Jean-Pierre est mort…
Je l’avais retrouvé grâce à Internet… au début j’ai tâtonné, avec son nom et son prénom je suis tombé sur une tonne de gars qui s’appelait comme lui… alors j’ai affiné la demande… le nom du pays où il habitait quand on s’est connu quand on était au lycée ensemble dans les années 70, et puis, petit à petit je me suis rapproché de la solution…
Il était parti dans le sud, il habitait à côté de Nice, sans plus de précision tout près d’une de mes filles tout là-bas au bord de la Méditerranée. Je lui ai envoyé un message sur un réseau et il m’a répondu. C’est magique parfois internet… Comme c’était un amateur de bonne humeur, j’ai reçu ses bêtises qu’il diffusait allègrement chaque semaine sur une liste de diffusion à laquelle hélas je n’avais aucun accès possible… Je me suis dit à l’époque que je lui rendrais visite à l’occasion et j’en profiterais pour lui demander ses coordonnées plus précise…
Et puis la COVID est venue modifier notre vie…
Désormais débarrassé des soucis urgents des confinements et autres blocages, j’ai soudain réalisé que la diffusion des bêtises avait cessé, ce qui était compréhensible, mais était restée silencieuse par la suite, ce qui était anormal…

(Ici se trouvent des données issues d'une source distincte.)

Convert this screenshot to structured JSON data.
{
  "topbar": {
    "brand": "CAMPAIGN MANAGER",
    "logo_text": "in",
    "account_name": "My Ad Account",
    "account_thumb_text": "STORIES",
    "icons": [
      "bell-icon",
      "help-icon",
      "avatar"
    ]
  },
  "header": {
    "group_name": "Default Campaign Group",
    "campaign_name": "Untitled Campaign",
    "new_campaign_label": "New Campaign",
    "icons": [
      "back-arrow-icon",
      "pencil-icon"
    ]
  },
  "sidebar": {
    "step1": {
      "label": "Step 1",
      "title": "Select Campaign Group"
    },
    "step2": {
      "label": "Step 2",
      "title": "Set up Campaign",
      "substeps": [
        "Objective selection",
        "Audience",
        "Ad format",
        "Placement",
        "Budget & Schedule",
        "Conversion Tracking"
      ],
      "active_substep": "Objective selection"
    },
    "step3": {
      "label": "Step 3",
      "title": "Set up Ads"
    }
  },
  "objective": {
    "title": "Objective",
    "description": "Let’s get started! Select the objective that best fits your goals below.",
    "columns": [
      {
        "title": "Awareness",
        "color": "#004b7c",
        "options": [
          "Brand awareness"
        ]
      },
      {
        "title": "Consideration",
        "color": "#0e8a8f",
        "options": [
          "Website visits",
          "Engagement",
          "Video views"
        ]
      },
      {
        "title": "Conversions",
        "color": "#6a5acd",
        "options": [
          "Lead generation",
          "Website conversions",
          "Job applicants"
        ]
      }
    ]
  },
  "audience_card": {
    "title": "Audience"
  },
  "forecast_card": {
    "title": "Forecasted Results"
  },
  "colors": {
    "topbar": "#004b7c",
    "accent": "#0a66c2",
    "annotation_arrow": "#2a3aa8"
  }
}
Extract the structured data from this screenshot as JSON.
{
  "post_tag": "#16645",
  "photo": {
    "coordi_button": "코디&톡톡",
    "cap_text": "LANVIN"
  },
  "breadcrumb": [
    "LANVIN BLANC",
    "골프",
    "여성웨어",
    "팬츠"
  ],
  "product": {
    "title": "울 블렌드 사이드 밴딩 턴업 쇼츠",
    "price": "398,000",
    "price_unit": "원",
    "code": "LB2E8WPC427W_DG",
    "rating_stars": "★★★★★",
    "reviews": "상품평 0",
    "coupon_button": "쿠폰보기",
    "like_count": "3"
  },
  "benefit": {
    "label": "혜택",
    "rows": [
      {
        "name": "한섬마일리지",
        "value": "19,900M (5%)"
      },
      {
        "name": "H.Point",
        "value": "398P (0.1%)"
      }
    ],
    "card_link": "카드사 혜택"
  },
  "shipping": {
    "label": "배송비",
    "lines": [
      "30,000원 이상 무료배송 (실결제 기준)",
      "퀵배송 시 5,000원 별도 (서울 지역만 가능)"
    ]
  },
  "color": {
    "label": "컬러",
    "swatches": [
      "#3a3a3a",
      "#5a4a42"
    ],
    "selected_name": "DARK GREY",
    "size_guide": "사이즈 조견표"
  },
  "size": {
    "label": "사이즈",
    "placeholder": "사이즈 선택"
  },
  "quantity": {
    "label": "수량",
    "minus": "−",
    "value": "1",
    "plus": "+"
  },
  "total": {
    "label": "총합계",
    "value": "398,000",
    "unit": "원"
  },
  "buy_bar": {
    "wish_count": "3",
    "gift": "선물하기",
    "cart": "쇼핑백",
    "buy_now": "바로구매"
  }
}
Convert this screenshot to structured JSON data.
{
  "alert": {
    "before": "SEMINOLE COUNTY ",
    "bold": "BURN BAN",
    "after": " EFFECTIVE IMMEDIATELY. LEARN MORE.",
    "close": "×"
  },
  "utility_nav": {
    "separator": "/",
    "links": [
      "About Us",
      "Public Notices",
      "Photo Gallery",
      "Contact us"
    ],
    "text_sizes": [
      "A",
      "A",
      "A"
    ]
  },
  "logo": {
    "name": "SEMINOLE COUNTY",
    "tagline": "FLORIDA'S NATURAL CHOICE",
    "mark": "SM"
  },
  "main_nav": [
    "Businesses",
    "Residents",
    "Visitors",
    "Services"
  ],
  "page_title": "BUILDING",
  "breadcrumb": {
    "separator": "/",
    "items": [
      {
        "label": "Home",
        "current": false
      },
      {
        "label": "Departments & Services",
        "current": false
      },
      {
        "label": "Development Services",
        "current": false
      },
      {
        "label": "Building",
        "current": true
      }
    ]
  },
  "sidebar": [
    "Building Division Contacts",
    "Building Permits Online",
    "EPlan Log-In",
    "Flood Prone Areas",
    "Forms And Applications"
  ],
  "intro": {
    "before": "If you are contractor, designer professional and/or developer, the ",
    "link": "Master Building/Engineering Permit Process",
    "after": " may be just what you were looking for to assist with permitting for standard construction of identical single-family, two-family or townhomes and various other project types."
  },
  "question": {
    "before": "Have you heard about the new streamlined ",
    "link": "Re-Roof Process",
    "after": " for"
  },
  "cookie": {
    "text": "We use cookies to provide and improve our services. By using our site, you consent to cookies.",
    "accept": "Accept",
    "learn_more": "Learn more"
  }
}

Un premier message m’indiqua que l’adresse mail était inexistante… je repris ma recherche mais sans résultat notable… en désespoir de cause, une idée absurde me vint… et s’il était mort ? non, impossible, Jean-Pierre est éternel… toutefois, j’utilisai les sites qui répertorient les décès et je posai la question…
Oui, parce que désormais, vous pouvez savoir qui est mort, quand, l’adresse où envoyer vos vœux, l’âge du capitaine bref, tout ce qui utile pour retrouver quelqu’un qu’il aurait été de bon ton de retrouver de son vivant !!
J’écris son nom et…. Mince il est mort… Jean-Pierre et mort… c’est fou, c’est impossible !!!
Je dois vous dire qu’il m’a appris plein de choses… on était à l’internat ensembles et question créativité en bêtises on s’entendait bien !! quand je dis bêtises, je dois préciser que c’était « gentillais ». Aucune trace de drogue, de viol, de vol, d’incendies, de mortiers de feu d’artifice et autres bêtises modernes non, juste des sorties par le dessus du mur d’enceinte du Lycée Victor Hugo (LVH pour les initiés !), des dragues de nanas pour les faire rire, des balades à la citadelle tout en haut, des traversées du Doubs debout sur la margelle des ponts au grand scandale des passants et quelques autres encore…
Ce qui m’a été le plus utile par la suite a été la descente des escaliers… Il m’a appris deux techniques : le saut par demi-étage et la descente sur les talons.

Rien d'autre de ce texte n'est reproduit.